La Chambre de Milena
Filip Forgeau écrit une fiction inspirée par la vie de Milena Jesenska, connue pour avoir, entre autres, traduit Kafka en tchèque. Il met en scène son texte, éclairé par Claude Fintaine.
Au-delà de son travail littéraire, Milena Jesenska, était aussi journaliste, femme engagée, mère, militante. Une femme libre, comme il était difficile de l’être pour une personne née a la fin du dix-neuvième siècle – et comme, quelque cent trente ans plus tard, il n’est toujours guère aisé de l’être…
Témoin de son temps, Milena Jesenska s’est inscrite dans l’histoire. Elle a écrit ses questionnements et indignations, dénoncé tout en cherchant à comprendre la tournure des événements, notamment la montée du racisme, de l’antisémitisme, l’avènement du fascisme, les atrocités de deux guerres mondiales.
Dans le spectacle de la compagnie du Désordre, Soizic Gourvil incarne Milena. Seule dans sa chambre, dans son univers avec vue sur le monde, elle pense à Franz Kafka décédé. Elle convoque son souvenir, discute avec lui, lui confie son tourment et ses errances existentielles.
Le minuscule plateau de la Cave poésie n’a jamais été aussi vaste. Avec un beau génie de la mise en scène, les images et les lieux se succèdent. Les journées passent dans l’ennui, le froid et le manque de nourriture. L’effroi et le questionnement du monde. Milena se penche à sa fenêtre. Elle contemple un univers qui part en déliquescence. Elle s’insurge. Rêve de sa déportation et d’un homme sur le quai d’une gare qui prendrait la voix de Franz pour la conduire vers l’enfer. Milena craint pour les siens. En appelle à Kafka. Aimerait le trouver près d’elle encore. L’angoisse rôde et la mort à Ravensbrück finira par l’emporter.

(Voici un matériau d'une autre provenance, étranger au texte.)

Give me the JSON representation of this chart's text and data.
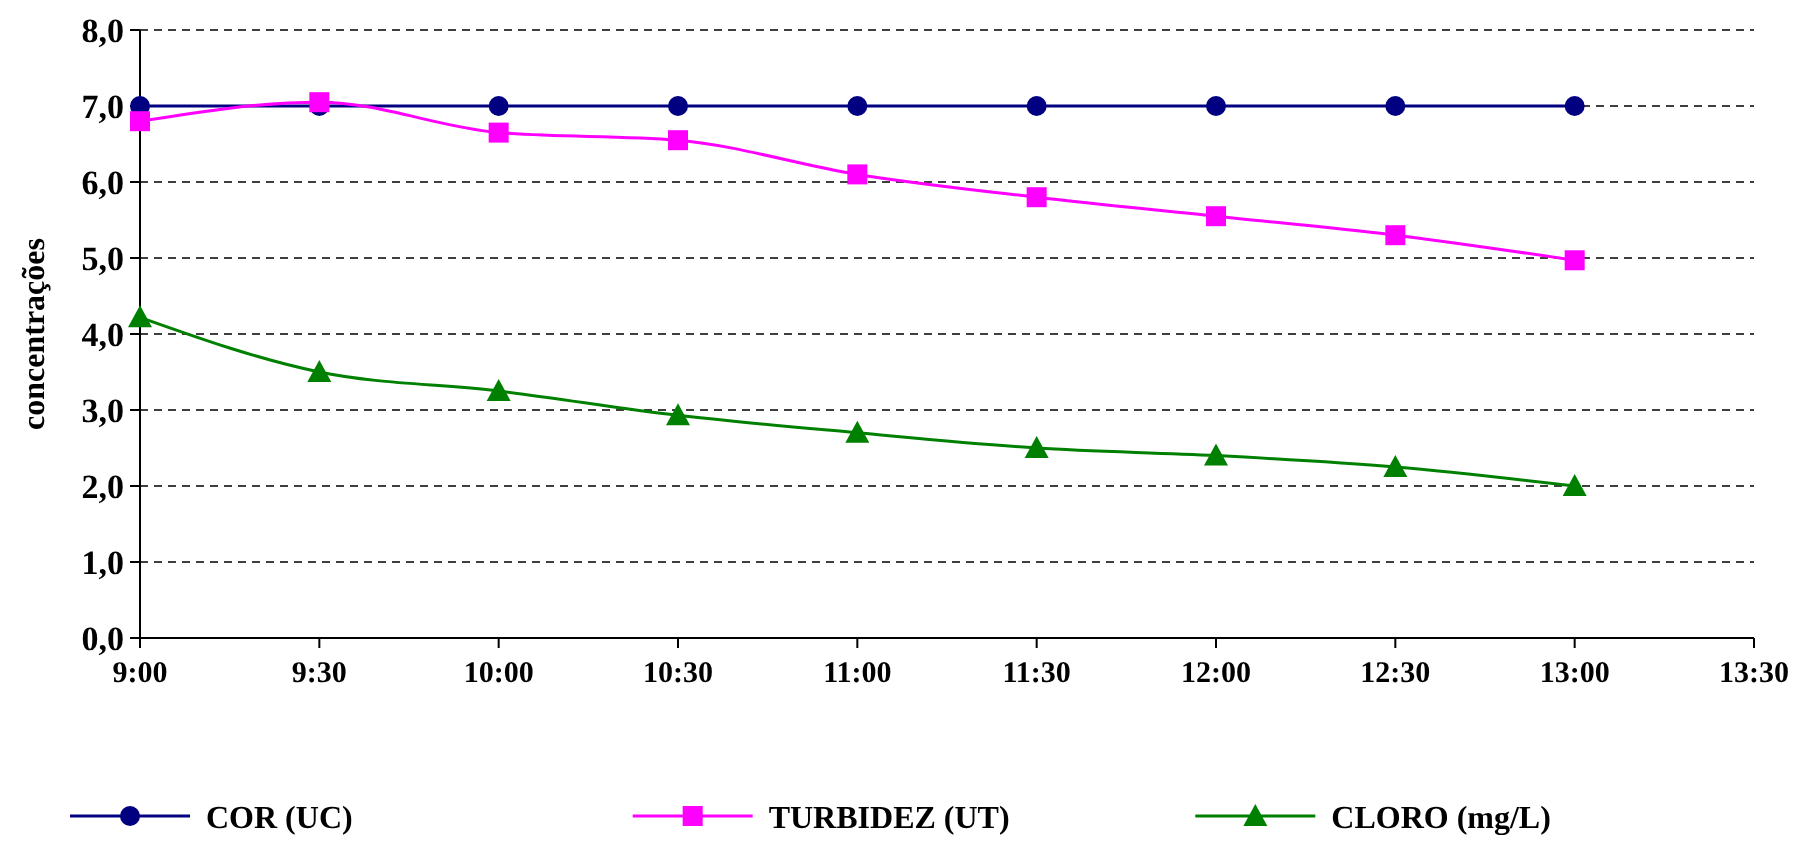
{
  "chart_data": {
    "type": "line",
    "ylabel": "concentrações",
    "x": [
      9,
      9.5,
      10,
      10.5,
      11,
      11.5,
      12,
      12.5,
      13
    ],
    "xlim": [
      9,
      13.5
    ],
    "xticks": [
      {
        "value": 9,
        "label": "9:00"
      },
      {
        "value": 9.5,
        "label": "9:30"
      },
      {
        "value": 10,
        "label": "10:00"
      },
      {
        "value": 10.5,
        "label": "10:30"
      },
      {
        "value": 11,
        "label": "11:00"
      },
      {
        "value": 11.5,
        "label": "11:30"
      },
      {
        "value": 12,
        "label": "12:00"
      },
      {
        "value": 12.5,
        "label": "12:30"
      },
      {
        "value": 13,
        "label": "13:00"
      },
      {
        "value": 13.5,
        "label": "13:30"
      }
    ],
    "ylim": [
      0,
      8
    ],
    "yticks": [
      {
        "value": 0,
        "label": "0,0"
      },
      {
        "value": 1,
        "label": "1,0"
      },
      {
        "value": 2,
        "label": "2,0"
      },
      {
        "value": 3,
        "label": "3,0"
      },
      {
        "value": 4,
        "label": "4,0"
      },
      {
        "value": 5,
        "label": "5,0"
      },
      {
        "value": 6,
        "label": "6,0"
      },
      {
        "value": 7,
        "label": "7,0"
      },
      {
        "value": 8,
        "label": "8,0"
      }
    ],
    "grid": "y",
    "legend": "bottom",
    "line_style": "solid",
    "series": [
      {
        "name": "COR (UC)",
        "color": "#000080",
        "marker": "circle",
        "values": [
          7,
          7,
          7,
          7,
          7,
          7,
          7,
          7,
          7
        ]
      },
      {
        "name": "TURBIDEZ (UT)",
        "color": "#ff00ff",
        "marker": "square",
        "values": [
          6.8,
          7.05,
          6.65,
          6.55,
          6.1,
          5.8,
          5.55,
          5.3,
          4.97
        ]
      },
      {
        "name": "CLORO (mg/L)",
        "color": "#008000",
        "marker": "triangle",
        "values": [
          4.22,
          3.5,
          3.25,
          2.93,
          2.7,
          2.5,
          2.4,
          2.25,
          2.0
        ]
      }
    ]
  }
}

Durant près d’une heure trente Soizic Gourvil se fait tour à tour séduction et colère. Délicatesse de la pensée complexe et fureur face à la monstruosité de son époque. Elle discute sereinement puis hurle sa colère, la douleur qu’elle génère. Elle dit la crainte, la torpeur de laisser son enfant après avoir été elle-même abandonnée par sa mère. Elle dit la nécessité des livres. Le temps qui passe, s’enfuit même.
La voix de Franz Kafka est portée par celle de Daniel Mesguich, tandis que Fabrice Chaumeil crée un très bel univers sonore.
Le spectacle est très fort, le texte magnifiquement ciselé et écrit. Et quand le noir se fait enfin, le recueillement est nécessaire pour continuer d’éprouver ce qui vient d’être partagé profondément. Silence. Magie du théâtre où l’émotion l’emporte.
La Chambre de Milena se joue à la Cave poésie, à Toulouse, jusqu’au 19 avril.